Aslında anlatacağım şey, arabayı bıraktığımız o çıkmaz sokak. Mektuplarımın üzerinde yer alan bir iki satır oldu benim için “ Bay Ali Çıkmazı No:1” sözleri. O zamanlar pek düşünmemiştim bu adres nedir diye. Şimdi ise ilginç gelmeye başladı nedense. Bay Ali kimdir hiç bilmedim. Hiç sormadım ve hiç duymadım da. Acaba ne zamandır o duvarın üzerinde mavi bir plakada paslanmayı bekliyor. “Bay” ifadesi, Cumhuriyetten sonra hayatımıza girmiş bana takım elbiseli bir sıfat gelir. Bu yaşlı çıkmazla bu genç isim garip bir tezat aslında. Bay Ali, belki eski bir mebus, belki eski bir gazi belki de o zamanın muteber mesleği bir devlet memuruydu. Ama diyorum ya ben onunla ilgili hiçbir şey duymadım, defalarca girdiğim o çıkmazda. Şimdi düşünüyorum da, aslında o çıkmazda yaşayan, o çıkmaza girerken sizi karşılayan bir ev var orada. Ve o evde yaşayan, sadece o evde mi, o mekânların en eski dostu yaşıyordu o evde. O mekânlarda onun kokusu var. O fırınlardan O ekmek aldı yıllarca. O camilerdeki halıları kim eskitti bilir misiniz? O aşınmış kaldırımlara, bitkin dükkânlara kim yarenlik etti bilir misiniz? Yüzünde hep o tatlı tebessüm, mendiline sardığı fıstıkları bize kim getirdi bilir misiniz? Bir asra yaklaşan lekesiz ömrü, bu sevgi dolu, ince ve sanatçı yüreği kim taşıdı bilir misiniz? Söyleyeyim, o benim dedemdi.
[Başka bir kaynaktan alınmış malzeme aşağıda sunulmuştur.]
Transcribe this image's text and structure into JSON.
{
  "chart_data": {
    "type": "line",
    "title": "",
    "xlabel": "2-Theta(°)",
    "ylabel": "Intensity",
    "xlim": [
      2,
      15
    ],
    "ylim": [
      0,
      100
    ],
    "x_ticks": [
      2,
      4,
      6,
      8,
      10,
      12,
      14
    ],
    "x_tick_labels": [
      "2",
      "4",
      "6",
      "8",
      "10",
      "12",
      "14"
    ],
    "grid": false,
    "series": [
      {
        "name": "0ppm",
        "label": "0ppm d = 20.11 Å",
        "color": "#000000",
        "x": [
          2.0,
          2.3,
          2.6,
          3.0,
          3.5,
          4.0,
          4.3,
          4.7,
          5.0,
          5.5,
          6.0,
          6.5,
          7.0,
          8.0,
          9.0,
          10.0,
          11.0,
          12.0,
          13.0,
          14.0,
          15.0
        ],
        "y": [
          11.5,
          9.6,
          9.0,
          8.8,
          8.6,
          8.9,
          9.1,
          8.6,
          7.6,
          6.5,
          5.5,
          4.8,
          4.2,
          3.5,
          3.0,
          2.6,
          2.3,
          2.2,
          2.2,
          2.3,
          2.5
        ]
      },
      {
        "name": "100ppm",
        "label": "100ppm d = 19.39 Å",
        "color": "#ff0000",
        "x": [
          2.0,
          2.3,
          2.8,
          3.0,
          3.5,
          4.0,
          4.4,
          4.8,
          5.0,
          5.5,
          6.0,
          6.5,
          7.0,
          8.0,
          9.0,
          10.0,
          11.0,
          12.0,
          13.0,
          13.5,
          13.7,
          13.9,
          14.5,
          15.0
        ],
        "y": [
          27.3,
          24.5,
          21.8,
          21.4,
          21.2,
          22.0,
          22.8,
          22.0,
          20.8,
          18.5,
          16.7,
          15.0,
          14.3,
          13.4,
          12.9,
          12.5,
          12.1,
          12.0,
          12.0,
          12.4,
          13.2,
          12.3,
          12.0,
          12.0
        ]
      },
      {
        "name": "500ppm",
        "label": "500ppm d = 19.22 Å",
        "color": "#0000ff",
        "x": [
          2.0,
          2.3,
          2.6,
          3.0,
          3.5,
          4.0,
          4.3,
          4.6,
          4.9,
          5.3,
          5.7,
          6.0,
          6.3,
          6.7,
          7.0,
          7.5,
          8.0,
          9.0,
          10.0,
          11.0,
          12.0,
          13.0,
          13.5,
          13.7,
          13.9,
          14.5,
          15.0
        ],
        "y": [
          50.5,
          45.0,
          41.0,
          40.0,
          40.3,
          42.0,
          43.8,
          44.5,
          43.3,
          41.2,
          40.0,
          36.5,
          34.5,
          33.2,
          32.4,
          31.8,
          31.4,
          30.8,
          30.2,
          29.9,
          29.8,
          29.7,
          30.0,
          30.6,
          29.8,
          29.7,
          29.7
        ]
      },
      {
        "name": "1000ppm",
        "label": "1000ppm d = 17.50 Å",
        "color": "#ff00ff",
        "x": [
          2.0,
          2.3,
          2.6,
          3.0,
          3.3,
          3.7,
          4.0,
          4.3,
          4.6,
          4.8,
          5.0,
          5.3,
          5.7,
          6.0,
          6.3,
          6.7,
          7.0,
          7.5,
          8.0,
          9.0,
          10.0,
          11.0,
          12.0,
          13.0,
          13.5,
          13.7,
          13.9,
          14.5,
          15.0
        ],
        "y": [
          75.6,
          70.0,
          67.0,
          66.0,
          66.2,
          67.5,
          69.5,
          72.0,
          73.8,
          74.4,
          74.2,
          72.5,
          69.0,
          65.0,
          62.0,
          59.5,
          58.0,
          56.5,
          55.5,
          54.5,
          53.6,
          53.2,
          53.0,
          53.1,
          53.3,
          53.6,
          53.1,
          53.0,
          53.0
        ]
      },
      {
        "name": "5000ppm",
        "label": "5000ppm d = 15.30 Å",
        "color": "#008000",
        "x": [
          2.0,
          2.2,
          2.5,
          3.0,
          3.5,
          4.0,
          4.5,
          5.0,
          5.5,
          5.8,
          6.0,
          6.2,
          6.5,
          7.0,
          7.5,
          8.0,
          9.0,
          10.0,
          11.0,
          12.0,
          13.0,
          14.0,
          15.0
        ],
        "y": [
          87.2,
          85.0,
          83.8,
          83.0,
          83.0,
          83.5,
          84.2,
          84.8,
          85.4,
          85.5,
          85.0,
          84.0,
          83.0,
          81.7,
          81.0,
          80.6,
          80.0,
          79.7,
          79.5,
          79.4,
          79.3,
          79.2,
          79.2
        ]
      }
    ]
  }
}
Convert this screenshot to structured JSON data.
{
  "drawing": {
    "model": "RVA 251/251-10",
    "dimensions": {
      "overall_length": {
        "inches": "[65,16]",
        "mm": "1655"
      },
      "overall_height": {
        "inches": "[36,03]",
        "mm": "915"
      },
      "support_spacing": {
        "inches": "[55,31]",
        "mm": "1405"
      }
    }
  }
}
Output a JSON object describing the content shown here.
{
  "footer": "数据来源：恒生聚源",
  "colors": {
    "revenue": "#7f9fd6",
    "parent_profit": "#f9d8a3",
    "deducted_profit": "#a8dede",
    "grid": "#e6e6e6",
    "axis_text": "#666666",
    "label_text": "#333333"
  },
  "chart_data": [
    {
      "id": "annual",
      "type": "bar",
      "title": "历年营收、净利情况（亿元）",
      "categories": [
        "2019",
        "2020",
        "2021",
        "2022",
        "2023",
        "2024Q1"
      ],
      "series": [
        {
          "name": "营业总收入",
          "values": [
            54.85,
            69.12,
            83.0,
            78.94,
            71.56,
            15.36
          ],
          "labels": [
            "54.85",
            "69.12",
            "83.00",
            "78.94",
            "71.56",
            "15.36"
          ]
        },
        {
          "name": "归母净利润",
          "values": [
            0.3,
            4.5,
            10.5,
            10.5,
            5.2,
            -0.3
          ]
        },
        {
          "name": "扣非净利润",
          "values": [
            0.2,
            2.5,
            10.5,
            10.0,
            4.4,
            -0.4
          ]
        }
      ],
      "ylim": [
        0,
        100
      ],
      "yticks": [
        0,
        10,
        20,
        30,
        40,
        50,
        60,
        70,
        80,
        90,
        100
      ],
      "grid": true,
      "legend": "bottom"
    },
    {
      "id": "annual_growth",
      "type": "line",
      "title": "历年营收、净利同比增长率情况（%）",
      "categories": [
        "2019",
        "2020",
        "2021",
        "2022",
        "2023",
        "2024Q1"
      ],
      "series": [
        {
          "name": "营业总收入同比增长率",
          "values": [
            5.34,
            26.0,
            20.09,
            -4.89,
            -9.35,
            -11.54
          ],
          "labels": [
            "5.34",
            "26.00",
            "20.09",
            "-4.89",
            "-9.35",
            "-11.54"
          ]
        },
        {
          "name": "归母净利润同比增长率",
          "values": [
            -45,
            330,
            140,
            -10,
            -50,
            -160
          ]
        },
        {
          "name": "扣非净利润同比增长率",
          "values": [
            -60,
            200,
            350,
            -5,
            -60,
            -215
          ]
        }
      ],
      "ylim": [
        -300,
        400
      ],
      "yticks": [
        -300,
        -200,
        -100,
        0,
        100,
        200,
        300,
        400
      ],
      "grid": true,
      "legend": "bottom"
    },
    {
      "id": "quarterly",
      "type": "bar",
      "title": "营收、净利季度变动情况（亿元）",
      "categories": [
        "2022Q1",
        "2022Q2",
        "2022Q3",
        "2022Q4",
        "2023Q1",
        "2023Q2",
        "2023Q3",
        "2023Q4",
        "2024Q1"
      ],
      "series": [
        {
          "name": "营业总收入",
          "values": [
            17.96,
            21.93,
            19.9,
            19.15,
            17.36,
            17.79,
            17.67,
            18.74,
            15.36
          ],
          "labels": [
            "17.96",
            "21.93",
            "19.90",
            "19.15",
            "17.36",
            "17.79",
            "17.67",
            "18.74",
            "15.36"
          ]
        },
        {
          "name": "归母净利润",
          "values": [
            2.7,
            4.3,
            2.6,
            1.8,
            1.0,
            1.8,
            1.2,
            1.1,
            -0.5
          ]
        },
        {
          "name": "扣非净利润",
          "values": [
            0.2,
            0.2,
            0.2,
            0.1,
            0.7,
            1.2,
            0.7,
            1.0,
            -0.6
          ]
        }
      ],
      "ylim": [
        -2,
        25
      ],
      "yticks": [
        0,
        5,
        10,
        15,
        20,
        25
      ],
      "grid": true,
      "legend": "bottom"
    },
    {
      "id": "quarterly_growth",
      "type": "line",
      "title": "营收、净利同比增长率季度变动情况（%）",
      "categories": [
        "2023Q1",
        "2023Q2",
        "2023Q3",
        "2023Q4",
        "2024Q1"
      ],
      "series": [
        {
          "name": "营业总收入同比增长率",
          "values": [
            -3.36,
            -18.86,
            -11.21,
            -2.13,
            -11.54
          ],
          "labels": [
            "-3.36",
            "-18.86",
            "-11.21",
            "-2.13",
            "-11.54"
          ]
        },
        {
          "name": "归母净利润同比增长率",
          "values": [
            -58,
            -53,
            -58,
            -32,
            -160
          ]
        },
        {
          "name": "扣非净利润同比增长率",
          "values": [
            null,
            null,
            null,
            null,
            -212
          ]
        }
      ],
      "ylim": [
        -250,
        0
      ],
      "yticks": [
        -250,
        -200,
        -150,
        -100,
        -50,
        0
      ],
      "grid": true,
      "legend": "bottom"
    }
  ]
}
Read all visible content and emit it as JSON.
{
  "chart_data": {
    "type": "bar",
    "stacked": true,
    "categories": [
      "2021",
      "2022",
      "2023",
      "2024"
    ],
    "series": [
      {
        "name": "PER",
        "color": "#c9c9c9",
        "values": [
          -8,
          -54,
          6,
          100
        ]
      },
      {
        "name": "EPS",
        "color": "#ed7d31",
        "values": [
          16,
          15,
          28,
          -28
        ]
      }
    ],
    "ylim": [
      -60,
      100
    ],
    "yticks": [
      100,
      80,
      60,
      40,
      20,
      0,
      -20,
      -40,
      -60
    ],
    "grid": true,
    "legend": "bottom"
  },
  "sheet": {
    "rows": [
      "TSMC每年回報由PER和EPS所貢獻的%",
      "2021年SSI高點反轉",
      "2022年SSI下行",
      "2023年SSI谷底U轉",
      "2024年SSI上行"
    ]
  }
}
Mustafa Dedem. Fıstıkçı Dedem. Asker Dedem. Ben “Bay Ali’yi” tanımam. Ama bildiğim bir şey varsa o da o çıkmazın adı “Fıstıkçı Mustafa” olmalı, “Asker Mustafa” olmalı. “ Mustafa Dedem” olmalı. Çünkü o mekâna bir kimlik, bir heyecan ve tat veren kişi benim dedemdi.

Seni çok özledim Mustafa Dedem, mekânın cennet olsun.   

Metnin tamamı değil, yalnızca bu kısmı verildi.